Luckin, China’s Starbucks Rival, Plunges on Accounting Probe
(Bloomberg) -- Luckin Coffee Inc., the fast-growing Chinese coffee chain, plunged as much as 81% on Thursday after the company said its board is investigating reports that senior executives and employees fabricated transactions.
The company’s announcement that Chief Operating Officer Jian Liu and employees reporting to him engaged in misconduct casts doubt on the foundations of the Chinese coffee chain’s meteoric rise and its emergence as a key competitor to Starbucks Corp.
The chain is aiming to reach 10,000 locations by the end of 2021 -- a goal that may now be unattainable. Thursday’s share decline erased what had been a 54% gain since the company went public last year.
Liu and others have been suspended and investors shouldn’t rely on previous financial statements for the nine months ended Sept. 30, the company said. The transactions in question occurred last year and totaled about 2.2 billion yuan ($310 million), according to the filing.
Keybanc Capital Markets analyst Eric Gonzalez said that earnings visibility may be limited “for the foreseeable future.” In a note to clients, he added “it will take several years for management to repair its credibility.”
If true, the fabricated sales figure could represent a significant portion of the company’s total revenue. Luckin, which has only reported financial data for the second and third quarter of last year after its May public offering, was seen reporting 5.15 billion yuan of revenue for the full year, according to the average of estimates compiled by Bloomberg.
“Certain costs and expenses were also substantially inflated by fabricated transactions during this period,” Luckin said, while noting the special board committee investigating the matter hasn’t independently verified the fabricated sales figure.

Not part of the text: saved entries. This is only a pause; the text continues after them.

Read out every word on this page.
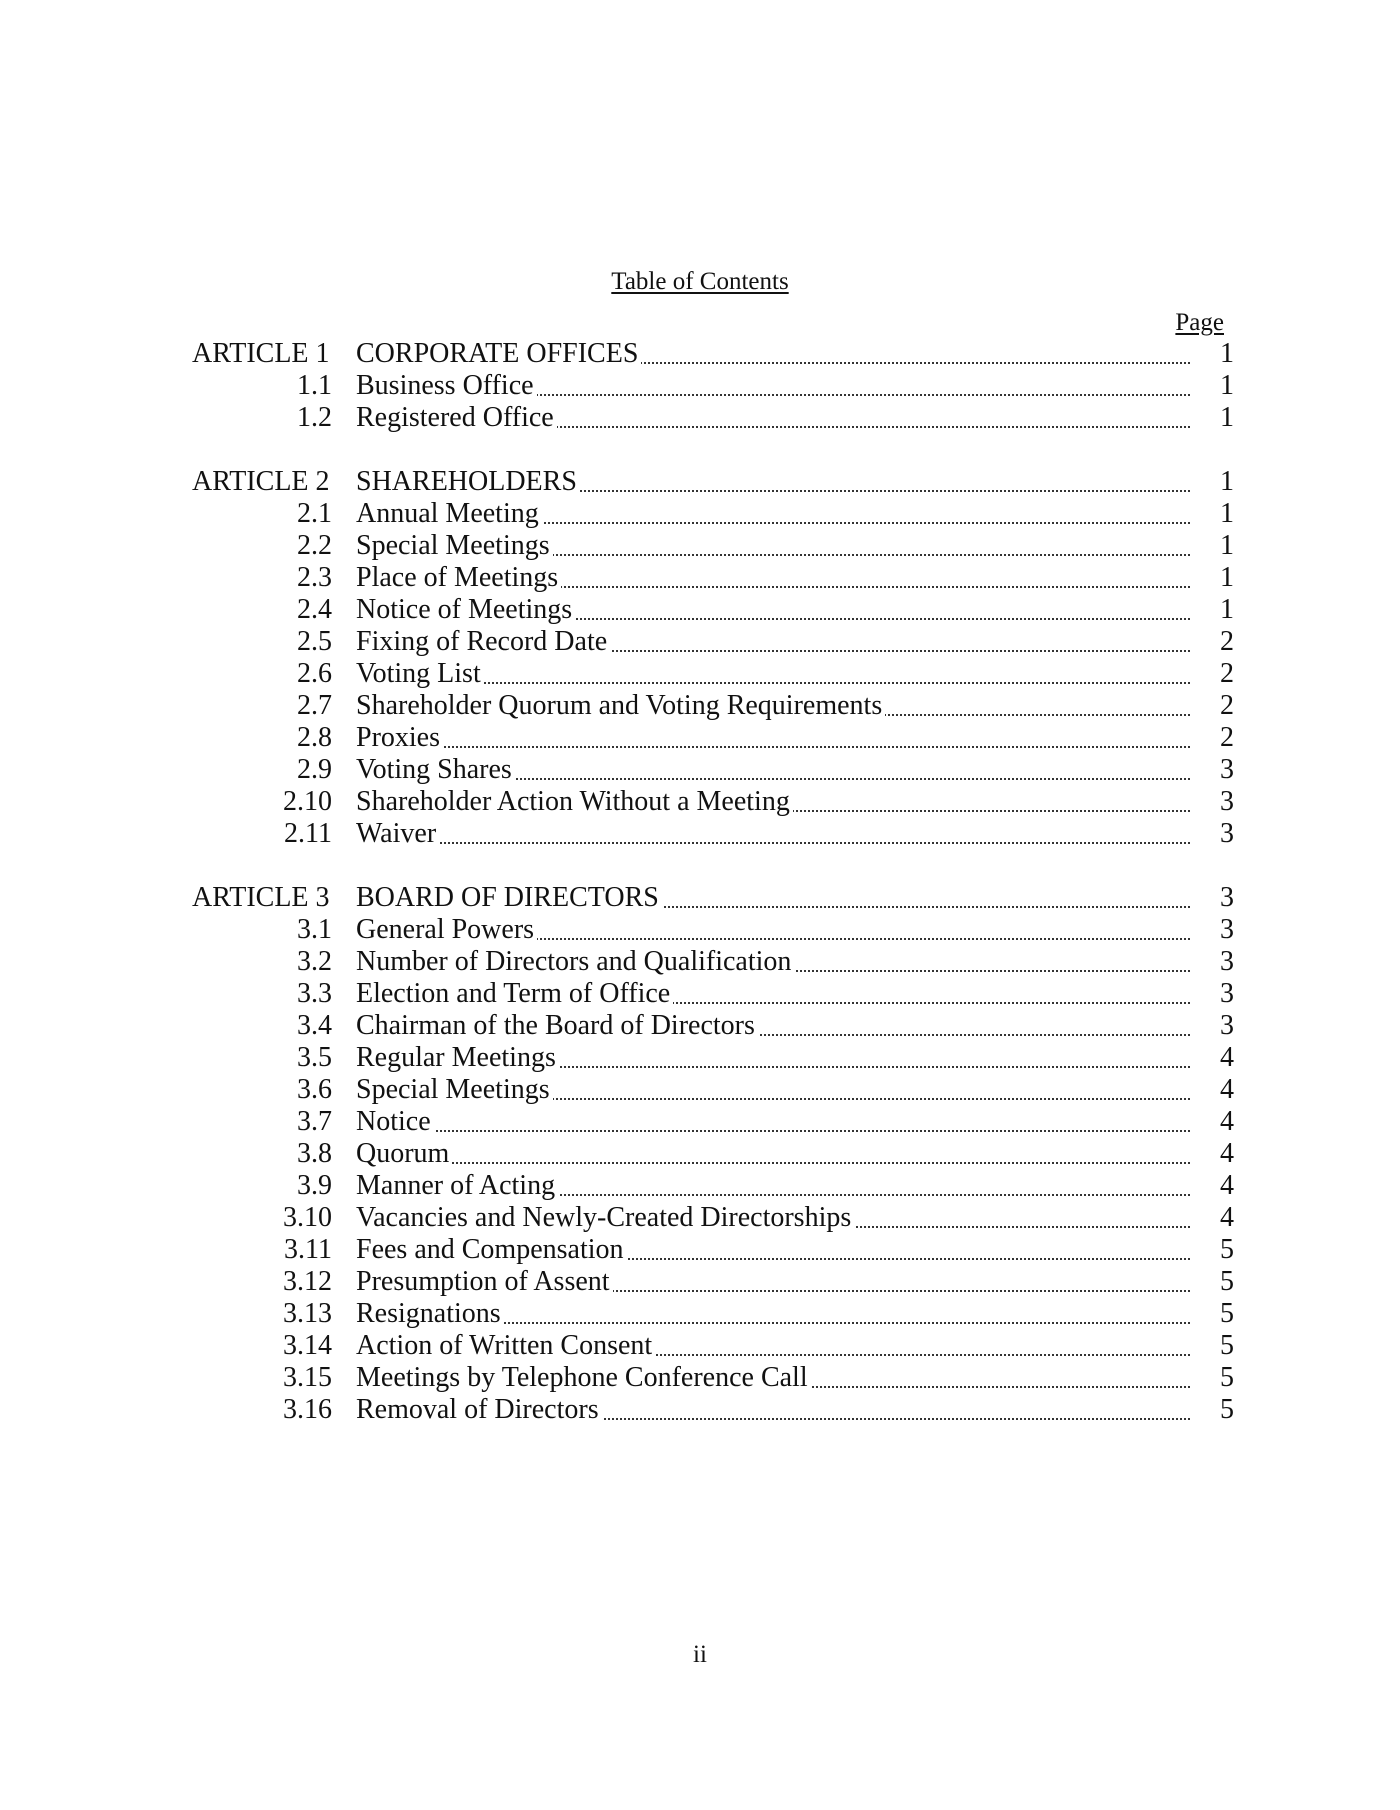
Table of Contents
Page
ARTICLE 1 CORPORATE OFFICES	1
1.1 Business Office	1
1.2 Registered Office	1
ARTICLE 2 SHAREHOLDERS	1
2.1 Annual Meeting	1
2.2 Special Meetings	1
2.3 Place of Meetings	1
2.4 Notice of Meetings	1
2.5 Fixing of Record Date	2
2.6 Voting List	2
2.7 Shareholder Quorum and Voting Requirements	2
2.8 Proxies	2
2.9 Voting Shares	3
2.10 Shareholder Action Without a Meeting	3
2.11 Waiver	3
ARTICLE 3 BOARD OF DIRECTORS	3
3.1 General Powers	3
3.2 Number of Directors and Qualification	3
3.3 Election and Term of Office	3
3.4 Chairman of the Board of Directors	3
3.5 Regular Meetings	4
3.6 Special Meetings	4
3.7 Notice	4
3.8 Quorum	4
3.9 Manner of Acting	4
3.10 Vacancies and Newly-Created Directorships	4
3.11 Fees and Compensation	5
3.12 Presumption of Assent	5
3.13 Resignations	5
3.14 Action of Written Consent	5
3.15 Meetings by Telephone Conference Call	5
3.16 Removal of Directors	5
ii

The coffee chain, founded in 2017, operated about 4,500 stores by the end of 2019 in China. Chairman Lu Zhengyao and Chief Executive Officer Qian Zhiya have employed a strategy they used with CAR Inc. -- a vehicle rental business -- more than a decade ago: burning money from investors to quickly grab market share from rivals. That strategy has been successful in winning over investors.
Trouble emerged earlier this year, however. The shares plunged after Muddy Waters tweeted on Jan. 31 that it had a short on the stock after receiving what it called a “credible” unattributed 89-page report that alleged accounting issues with the chain and a broken business model. Luckin Coffee denied the allegations.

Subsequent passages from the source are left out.